When they’re not running in a single monolithic application, how will these services they find each other?  How can they securely connect to each other?  How can failures be detected, and services retried?  How does an application log, monitor and trace what’s happening – code it in each microservice?  This is not only time-consuming, but almost impossible to maintain when you want to make changes.

Gartner analyst Gary Olliffe said in a recent talk: “The downside of microservices is that they push complexity to the edge.” 

But what if you could manage all this complexity effectively? With different kinds of tools that have evolved to address these problems?  Kubernetes gives you an easier way to manage your Docker containers, much like a virtual data center in the cloud.  Service mesh handles network-layer requirements for service discovery, observe-ability, security, and fault tolerance.   

Although service mesh is an essential capability, it’s incomplete; it lacks the application awareness needed to manage your API-led integrations from a product perspective.

App Mesh to the rescue

The answer is AppMesh, a configurable control plane for microservices and APIs working together as an application.  An App Mesh can help you to perform application context-aware transformation and routing without any change to the underlying microservices.  You can add new services to the mesh and they will inherit existing policies and behavior rules. 

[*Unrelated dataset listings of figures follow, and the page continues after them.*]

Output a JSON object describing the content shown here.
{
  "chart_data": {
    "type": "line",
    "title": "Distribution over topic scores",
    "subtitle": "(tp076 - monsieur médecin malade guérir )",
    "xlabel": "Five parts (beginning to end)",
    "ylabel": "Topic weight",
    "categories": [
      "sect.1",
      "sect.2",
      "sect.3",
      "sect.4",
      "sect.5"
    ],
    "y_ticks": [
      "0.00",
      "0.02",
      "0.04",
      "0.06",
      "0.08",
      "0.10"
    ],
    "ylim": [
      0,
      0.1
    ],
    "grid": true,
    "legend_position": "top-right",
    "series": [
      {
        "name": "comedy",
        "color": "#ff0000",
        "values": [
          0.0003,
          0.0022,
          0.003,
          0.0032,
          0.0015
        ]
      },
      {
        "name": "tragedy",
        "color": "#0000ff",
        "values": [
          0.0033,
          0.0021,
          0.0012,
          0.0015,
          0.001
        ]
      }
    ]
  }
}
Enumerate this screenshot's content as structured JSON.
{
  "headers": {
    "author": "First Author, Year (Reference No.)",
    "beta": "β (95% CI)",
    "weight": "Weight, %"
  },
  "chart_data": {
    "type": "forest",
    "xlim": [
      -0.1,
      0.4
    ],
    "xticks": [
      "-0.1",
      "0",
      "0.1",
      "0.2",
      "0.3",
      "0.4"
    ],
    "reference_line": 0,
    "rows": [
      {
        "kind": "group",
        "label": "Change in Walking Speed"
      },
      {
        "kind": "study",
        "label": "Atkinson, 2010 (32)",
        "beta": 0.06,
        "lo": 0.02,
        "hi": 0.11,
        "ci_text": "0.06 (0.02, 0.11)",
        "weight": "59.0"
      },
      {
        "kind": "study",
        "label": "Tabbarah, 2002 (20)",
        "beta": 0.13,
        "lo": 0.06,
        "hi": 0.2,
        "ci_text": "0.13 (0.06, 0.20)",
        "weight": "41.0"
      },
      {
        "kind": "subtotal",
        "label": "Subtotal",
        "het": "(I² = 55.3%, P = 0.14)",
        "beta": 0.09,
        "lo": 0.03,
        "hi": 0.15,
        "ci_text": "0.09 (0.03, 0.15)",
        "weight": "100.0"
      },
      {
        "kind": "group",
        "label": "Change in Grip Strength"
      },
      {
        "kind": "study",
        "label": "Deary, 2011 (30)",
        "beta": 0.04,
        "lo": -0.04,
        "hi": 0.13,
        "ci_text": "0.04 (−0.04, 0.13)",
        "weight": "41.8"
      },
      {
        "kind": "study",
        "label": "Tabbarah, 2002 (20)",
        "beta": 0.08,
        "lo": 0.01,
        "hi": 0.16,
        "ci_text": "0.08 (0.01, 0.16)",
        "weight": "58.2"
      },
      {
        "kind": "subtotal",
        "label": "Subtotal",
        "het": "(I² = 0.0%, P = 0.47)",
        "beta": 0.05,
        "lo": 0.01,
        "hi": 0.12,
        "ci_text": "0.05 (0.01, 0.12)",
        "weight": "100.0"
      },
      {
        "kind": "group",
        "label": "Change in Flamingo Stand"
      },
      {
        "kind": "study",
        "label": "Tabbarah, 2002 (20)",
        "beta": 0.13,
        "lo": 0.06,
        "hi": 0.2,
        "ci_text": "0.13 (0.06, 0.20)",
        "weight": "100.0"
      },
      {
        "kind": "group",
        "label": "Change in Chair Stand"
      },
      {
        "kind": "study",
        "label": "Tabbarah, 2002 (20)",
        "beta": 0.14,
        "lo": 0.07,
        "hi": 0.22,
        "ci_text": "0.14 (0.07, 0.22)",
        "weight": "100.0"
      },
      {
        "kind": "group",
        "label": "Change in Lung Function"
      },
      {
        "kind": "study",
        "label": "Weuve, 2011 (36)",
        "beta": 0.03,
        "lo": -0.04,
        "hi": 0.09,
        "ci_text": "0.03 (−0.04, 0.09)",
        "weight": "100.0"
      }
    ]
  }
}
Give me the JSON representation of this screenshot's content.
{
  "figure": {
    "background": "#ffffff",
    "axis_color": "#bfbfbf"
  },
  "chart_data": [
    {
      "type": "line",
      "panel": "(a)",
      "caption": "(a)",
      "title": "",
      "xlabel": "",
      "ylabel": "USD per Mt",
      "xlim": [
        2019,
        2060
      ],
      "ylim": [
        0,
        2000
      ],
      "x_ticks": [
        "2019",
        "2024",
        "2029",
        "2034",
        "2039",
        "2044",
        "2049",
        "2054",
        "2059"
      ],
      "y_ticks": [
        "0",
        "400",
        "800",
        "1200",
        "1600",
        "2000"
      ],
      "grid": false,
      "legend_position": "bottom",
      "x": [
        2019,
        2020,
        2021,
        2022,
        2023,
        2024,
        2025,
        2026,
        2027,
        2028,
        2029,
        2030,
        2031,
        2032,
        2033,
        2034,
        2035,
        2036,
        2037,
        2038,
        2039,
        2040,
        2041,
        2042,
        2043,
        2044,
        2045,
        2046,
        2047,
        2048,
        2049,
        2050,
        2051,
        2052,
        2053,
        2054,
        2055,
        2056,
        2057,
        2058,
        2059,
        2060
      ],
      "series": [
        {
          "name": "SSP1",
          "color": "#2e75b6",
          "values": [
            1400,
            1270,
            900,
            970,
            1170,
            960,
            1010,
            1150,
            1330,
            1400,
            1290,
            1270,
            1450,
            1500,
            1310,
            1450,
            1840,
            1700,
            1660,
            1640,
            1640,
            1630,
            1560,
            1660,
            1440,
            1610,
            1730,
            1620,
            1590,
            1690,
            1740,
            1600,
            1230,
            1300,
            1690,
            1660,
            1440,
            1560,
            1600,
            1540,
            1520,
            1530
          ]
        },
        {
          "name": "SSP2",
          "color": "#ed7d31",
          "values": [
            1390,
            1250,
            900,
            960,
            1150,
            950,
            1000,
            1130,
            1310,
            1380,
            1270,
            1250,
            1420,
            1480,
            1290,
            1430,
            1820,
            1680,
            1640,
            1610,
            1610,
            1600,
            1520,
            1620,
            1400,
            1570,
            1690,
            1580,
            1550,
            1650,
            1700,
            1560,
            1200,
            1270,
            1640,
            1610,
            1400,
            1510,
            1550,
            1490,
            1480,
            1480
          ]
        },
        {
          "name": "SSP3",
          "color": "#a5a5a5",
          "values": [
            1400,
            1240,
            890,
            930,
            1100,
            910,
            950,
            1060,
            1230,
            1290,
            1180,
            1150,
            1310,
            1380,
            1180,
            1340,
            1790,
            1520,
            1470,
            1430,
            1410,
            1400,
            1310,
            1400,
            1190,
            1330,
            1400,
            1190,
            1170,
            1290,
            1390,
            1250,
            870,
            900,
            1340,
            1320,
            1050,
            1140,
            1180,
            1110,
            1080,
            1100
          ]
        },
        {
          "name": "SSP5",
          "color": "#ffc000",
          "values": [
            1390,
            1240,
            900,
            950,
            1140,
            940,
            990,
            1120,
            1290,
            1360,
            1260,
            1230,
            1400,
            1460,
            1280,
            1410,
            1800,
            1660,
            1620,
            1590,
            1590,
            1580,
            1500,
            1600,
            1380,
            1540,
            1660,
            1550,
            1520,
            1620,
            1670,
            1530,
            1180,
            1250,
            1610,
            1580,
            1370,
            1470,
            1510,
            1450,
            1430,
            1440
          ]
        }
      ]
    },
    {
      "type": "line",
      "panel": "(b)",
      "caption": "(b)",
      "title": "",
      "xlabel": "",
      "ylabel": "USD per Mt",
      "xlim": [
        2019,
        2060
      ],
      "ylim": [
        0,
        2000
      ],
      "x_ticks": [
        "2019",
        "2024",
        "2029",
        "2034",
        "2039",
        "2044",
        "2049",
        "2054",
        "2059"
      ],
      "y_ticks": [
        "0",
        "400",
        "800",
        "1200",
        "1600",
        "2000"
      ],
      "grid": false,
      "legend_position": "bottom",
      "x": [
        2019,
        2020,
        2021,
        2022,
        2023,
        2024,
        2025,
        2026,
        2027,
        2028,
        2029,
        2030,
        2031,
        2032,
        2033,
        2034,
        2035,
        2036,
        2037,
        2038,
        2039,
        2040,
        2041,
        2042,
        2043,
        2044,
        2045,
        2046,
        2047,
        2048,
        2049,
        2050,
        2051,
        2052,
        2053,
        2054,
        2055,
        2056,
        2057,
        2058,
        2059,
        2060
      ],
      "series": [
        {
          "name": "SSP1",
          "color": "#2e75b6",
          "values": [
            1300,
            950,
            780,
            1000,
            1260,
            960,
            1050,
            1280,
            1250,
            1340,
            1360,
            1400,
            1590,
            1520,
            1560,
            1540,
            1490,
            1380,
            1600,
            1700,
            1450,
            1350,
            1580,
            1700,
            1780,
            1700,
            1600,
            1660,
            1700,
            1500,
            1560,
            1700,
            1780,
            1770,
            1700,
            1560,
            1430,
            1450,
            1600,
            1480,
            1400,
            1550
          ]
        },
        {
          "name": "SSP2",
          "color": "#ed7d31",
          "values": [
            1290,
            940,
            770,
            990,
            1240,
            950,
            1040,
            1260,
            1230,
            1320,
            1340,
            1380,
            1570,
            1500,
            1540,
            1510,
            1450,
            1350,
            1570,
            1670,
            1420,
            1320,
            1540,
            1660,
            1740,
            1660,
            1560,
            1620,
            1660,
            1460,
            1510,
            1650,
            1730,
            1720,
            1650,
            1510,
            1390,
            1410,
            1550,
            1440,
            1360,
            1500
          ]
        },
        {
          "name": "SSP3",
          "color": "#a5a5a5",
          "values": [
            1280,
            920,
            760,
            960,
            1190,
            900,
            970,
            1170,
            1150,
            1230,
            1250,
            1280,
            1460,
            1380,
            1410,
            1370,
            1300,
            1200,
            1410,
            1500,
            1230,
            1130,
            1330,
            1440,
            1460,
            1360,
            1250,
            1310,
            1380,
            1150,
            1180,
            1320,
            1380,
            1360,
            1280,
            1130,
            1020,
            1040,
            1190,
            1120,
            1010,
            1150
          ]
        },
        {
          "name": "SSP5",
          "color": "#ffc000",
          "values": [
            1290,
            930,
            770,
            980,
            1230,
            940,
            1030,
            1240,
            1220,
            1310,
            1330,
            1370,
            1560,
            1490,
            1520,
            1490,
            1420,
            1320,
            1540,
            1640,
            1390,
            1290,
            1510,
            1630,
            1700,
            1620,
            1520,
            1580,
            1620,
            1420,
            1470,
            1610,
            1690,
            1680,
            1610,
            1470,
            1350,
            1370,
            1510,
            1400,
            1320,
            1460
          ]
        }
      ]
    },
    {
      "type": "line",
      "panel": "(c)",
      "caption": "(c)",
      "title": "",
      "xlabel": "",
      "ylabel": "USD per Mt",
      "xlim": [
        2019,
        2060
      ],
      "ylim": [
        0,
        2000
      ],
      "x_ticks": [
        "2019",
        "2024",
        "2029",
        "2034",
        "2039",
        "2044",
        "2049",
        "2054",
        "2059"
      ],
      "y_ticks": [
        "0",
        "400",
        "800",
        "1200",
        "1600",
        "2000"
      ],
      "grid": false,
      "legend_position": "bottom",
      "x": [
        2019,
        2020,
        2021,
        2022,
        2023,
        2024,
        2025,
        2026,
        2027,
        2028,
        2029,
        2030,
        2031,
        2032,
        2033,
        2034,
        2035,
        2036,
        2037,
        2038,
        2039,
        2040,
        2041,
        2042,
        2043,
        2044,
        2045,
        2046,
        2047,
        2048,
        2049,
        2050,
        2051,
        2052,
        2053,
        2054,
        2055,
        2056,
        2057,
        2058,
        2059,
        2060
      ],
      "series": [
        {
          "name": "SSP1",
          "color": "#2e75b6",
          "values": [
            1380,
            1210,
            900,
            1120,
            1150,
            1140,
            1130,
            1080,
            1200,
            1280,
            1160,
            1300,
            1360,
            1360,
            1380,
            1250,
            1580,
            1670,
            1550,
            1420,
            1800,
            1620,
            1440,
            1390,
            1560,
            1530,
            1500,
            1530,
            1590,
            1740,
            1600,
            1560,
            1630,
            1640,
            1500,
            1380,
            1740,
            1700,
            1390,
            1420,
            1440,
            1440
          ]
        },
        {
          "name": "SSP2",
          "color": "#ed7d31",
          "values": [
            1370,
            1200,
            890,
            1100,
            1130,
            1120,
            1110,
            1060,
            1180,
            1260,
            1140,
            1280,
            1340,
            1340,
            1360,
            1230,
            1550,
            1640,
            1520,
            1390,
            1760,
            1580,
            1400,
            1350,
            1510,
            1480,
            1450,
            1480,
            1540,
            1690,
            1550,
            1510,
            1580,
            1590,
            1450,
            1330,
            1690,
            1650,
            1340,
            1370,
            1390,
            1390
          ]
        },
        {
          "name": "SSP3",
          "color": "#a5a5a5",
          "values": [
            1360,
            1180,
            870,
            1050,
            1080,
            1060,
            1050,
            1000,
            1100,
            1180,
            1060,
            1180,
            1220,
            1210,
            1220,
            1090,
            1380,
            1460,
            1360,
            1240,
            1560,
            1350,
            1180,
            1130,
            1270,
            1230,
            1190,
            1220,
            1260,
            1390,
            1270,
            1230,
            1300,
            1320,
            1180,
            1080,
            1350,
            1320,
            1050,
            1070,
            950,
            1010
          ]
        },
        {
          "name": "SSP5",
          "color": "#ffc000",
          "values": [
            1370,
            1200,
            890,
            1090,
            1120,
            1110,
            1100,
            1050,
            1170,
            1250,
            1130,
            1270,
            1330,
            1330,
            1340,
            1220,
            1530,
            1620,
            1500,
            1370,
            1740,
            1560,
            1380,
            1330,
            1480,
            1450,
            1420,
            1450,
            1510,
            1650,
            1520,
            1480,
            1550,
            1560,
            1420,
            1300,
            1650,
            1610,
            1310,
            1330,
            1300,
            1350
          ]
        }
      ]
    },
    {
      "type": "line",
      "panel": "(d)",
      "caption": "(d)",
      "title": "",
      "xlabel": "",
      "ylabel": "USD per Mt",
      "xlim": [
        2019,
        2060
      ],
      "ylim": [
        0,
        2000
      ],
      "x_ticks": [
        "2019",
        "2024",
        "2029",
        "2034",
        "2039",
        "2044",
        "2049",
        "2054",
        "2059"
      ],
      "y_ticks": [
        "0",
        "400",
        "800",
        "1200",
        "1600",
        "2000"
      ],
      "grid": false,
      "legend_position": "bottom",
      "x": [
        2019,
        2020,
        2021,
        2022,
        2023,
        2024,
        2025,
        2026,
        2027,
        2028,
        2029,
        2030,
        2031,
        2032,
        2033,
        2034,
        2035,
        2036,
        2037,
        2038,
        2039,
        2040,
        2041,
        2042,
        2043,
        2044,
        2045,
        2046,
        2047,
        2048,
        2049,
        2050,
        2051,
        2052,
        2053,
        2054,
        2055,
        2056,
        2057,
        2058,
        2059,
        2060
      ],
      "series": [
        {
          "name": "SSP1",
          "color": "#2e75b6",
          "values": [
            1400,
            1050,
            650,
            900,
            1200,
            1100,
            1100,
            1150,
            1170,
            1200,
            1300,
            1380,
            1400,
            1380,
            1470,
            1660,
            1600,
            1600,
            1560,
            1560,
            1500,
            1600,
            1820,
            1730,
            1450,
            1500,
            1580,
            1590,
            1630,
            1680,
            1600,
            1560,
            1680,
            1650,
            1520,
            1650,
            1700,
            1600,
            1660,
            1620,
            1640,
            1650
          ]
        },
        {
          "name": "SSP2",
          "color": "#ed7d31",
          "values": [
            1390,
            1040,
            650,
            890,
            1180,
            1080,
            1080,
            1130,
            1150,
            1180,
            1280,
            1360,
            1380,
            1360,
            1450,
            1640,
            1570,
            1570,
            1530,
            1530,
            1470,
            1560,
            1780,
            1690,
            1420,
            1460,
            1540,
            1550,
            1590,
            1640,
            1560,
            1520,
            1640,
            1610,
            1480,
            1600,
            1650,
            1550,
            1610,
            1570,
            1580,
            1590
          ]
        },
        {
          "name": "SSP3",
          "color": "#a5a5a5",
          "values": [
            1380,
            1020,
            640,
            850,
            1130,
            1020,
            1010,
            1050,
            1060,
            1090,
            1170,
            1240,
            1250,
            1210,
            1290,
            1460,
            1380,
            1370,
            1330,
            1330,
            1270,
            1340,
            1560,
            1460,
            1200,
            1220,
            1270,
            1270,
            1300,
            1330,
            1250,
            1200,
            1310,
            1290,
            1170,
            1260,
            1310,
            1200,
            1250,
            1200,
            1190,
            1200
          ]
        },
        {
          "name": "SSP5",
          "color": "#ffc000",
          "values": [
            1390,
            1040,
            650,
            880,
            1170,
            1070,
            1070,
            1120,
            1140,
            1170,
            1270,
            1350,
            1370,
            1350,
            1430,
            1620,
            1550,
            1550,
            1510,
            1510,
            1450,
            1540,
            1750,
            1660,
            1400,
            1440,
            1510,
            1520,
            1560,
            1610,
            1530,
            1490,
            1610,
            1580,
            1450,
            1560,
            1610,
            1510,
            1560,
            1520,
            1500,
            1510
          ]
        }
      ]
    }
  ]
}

App Mesh also handles application-level governance, security and monitoring.  It provides a level of abstraction so you can build, deploy, monitor, and secure your application without changes to existing services, bringing more agility to your software development lifecycle. Finally, AppMesh is easier to use and more intuitive, allowing you to quickly get up and running with the latest best practices with a minimum time investment.

As cloud-based distributed environments become more pervasive and technology and security challenges evolve faster than ever, it’s worth investigating what an AppMesh can add to your toolkit.